American photography in the twentieth century is commonly associated with street and straight photography, the confrontation with life as it appears on the street, with Walker Evans, about whom Svetlana Alpers has just presented a brilliant biography, the Swiss Robert Frank and his epochal book “The Americans”, with William Eggleston, Stephen Shore and color photography. By contrast, around 1980 a time dawned in which artistic photography was completely redefined, especially in New York and Vancouver. Cindy Sherman stages herself in fictional film stills as the protagonist of countless films that have never been made. Richard Prince photographs the Marlboro man from the cigarette advertisement and sells the lonely cowboy, without any lettering, as his own picture.

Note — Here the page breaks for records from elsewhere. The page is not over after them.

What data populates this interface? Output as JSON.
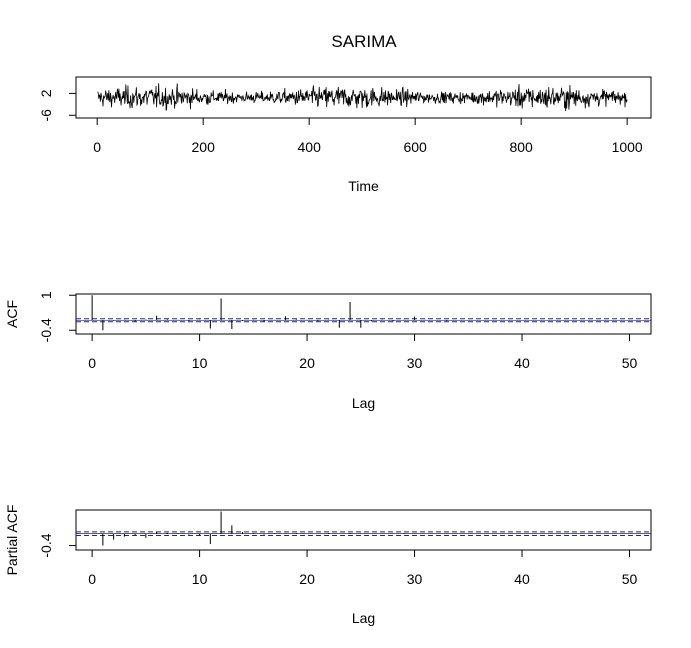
{
  "title": "SARIMA",
  "chart_data": [
    {
      "type": "line",
      "name": "time-series",
      "xlabel": "Time",
      "ylabel": "",
      "xlim": [
        -40,
        1045
      ],
      "ylim": [
        -7,
        8
      ],
      "xticks": [
        0,
        200,
        400,
        600,
        800,
        1000
      ],
      "yticks": [
        -6,
        2
      ],
      "x_start": 1,
      "x_end": 1000,
      "y_range_observed": [
        -7,
        8
      ],
      "typical_band": [
        -2,
        3
      ],
      "grid": false
    },
    {
      "type": "bar",
      "name": "acf",
      "xlabel": "Lag",
      "ylabel": "ACF",
      "xlim": [
        -1.5,
        52
      ],
      "ylim": [
        -0.55,
        1.05
      ],
      "xticks": [
        0,
        10,
        20,
        30,
        40,
        50
      ],
      "yticks": [
        -0.4,
        1.0
      ],
      "ci": 0.062,
      "lags": [
        0,
        1,
        2,
        3,
        4,
        5,
        6,
        7,
        8,
        9,
        10,
        11,
        12,
        13,
        14,
        15,
        16,
        17,
        18,
        19,
        20,
        21,
        22,
        23,
        24,
        25,
        26,
        27,
        28,
        29,
        30,
        31,
        32,
        33,
        34,
        35,
        36,
        37,
        38,
        39,
        40,
        41,
        42,
        43,
        44,
        45,
        46,
        47,
        48,
        49,
        50
      ],
      "values": [
        1.0,
        -0.4,
        -0.02,
        0.02,
        -0.05,
        0.03,
        0.18,
        0.03,
        0.02,
        -0.03,
        0.02,
        -0.33,
        0.87,
        -0.35,
        -0.03,
        0.02,
        -0.05,
        0.02,
        0.16,
        0.03,
        0.02,
        -0.04,
        0.02,
        -0.3,
        0.73,
        -0.3,
        -0.04,
        0.02,
        -0.05,
        0.02,
        0.15,
        0.02,
        0.01,
        -0.03,
        0.01,
        -0.01,
        0.01,
        0.01,
        0.0,
        -0.01,
        0.01,
        0.0,
        0.0,
        -0.01,
        0.01,
        0.0,
        0.0,
        0.01,
        -0.01,
        0.0,
        0.0
      ],
      "grid": false
    },
    {
      "type": "bar",
      "name": "pacf",
      "xlabel": "Lag",
      "ylabel": "Partial ACF",
      "xlim": [
        -1.5,
        52
      ],
      "ylim": [
        -0.55,
        0.8
      ],
      "xticks": [
        0,
        10,
        20,
        30,
        40,
        50
      ],
      "yticks": [
        -0.4
      ],
      "ci": 0.062,
      "lags": [
        1,
        2,
        3,
        4,
        5,
        6,
        7,
        8,
        9,
        10,
        11,
        12,
        13,
        14,
        15,
        16,
        17,
        18,
        19,
        20,
        21,
        22,
        23,
        24,
        25,
        26,
        27,
        28,
        29,
        30,
        31,
        32,
        33,
        34,
        35,
        36,
        37,
        38,
        39,
        40,
        41,
        42,
        43,
        44,
        45,
        46,
        47,
        48,
        49,
        50
      ],
      "values": [
        -0.4,
        -0.2,
        -0.1,
        -0.06,
        -0.14,
        0.06,
        0.03,
        0.02,
        -0.03,
        -0.05,
        -0.35,
        0.75,
        0.28,
        0.06,
        0.02,
        -0.03,
        0.02,
        0.01,
        0.02,
        0.01,
        -0.01,
        0.02,
        0.01,
        0.02,
        0.01,
        0.0,
        -0.01,
        0.01,
        0.02,
        0.01,
        -0.01,
        0.0,
        0.01,
        0.01,
        0.0,
        0.0,
        0.01,
        -0.01,
        0.0,
        0.01,
        0.0,
        -0.01,
        0.0,
        0.0,
        0.01,
        0.0,
        0.0,
        0.0,
        0.0,
        0.0
      ],
      "grid": false
    }
  ]
}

Sherrie Levine is even bolder: she reproduces icons of photo history one-to-one, as if there had never been such a thing as copyright; After all, Louise Lawler photographs art on the walls of collectors and turns pictures into pictures. In Canada, Jeff Wall cites art historical models in painting in large photos and presents them in light boxes in urban advertising. “There is always a different picture under every picture,” commented critic Douglas Crimp.
In 1979, Crimp laconically called an essay “Pictures” that was to prove unusually influential – just like the exhibition he curated in New York’s Artists Space. The clairvoyant critic, who was to push later topics such as AIDS and queer identity to the fore as topics of contemporary art, analyzed the use of images from the mass media and thus made an early contribution to the theory of postmodernism. There has been talk of a “Pictures Generation” whose production spanned all artistic genres, with the photo playing a key role.

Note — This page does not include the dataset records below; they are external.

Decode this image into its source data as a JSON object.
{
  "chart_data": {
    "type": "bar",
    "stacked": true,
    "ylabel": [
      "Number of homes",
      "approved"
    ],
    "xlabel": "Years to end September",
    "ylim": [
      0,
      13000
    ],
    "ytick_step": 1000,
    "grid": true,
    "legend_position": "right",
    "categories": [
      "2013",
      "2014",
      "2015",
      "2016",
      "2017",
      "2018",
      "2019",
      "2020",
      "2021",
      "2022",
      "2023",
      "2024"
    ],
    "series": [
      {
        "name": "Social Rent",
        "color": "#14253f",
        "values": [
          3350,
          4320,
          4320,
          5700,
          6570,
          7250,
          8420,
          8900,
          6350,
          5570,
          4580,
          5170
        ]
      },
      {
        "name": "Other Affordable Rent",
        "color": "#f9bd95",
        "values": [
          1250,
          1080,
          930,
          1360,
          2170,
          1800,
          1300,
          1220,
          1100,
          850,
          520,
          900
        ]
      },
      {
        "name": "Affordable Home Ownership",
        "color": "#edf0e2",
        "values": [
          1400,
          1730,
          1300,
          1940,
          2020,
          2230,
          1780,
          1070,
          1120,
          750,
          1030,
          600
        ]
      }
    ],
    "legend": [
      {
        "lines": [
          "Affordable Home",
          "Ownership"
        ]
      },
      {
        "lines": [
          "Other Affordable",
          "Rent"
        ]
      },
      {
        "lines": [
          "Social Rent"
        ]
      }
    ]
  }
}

This paradigm shift takes “True Pictures?” As its starting point. The truth in the photographs of the panoramas set up by Stefan Gronert and Benedikt Fahrnschon is for the most part arranged, formulated and pointed in the studio, the documentary approach is just one of many. It can also be striking, as in the large formats by Martine Gutierrez about gender identity and hierarchy. In a conceptual spirit, the photographers reflect their own genre and close the new technological possibilities. In this way, the exhibition shows how photography, after a long historical lead-up, is finally absorbed in contemporary art. Many authors of this show would rather name artist than photographer as a job title.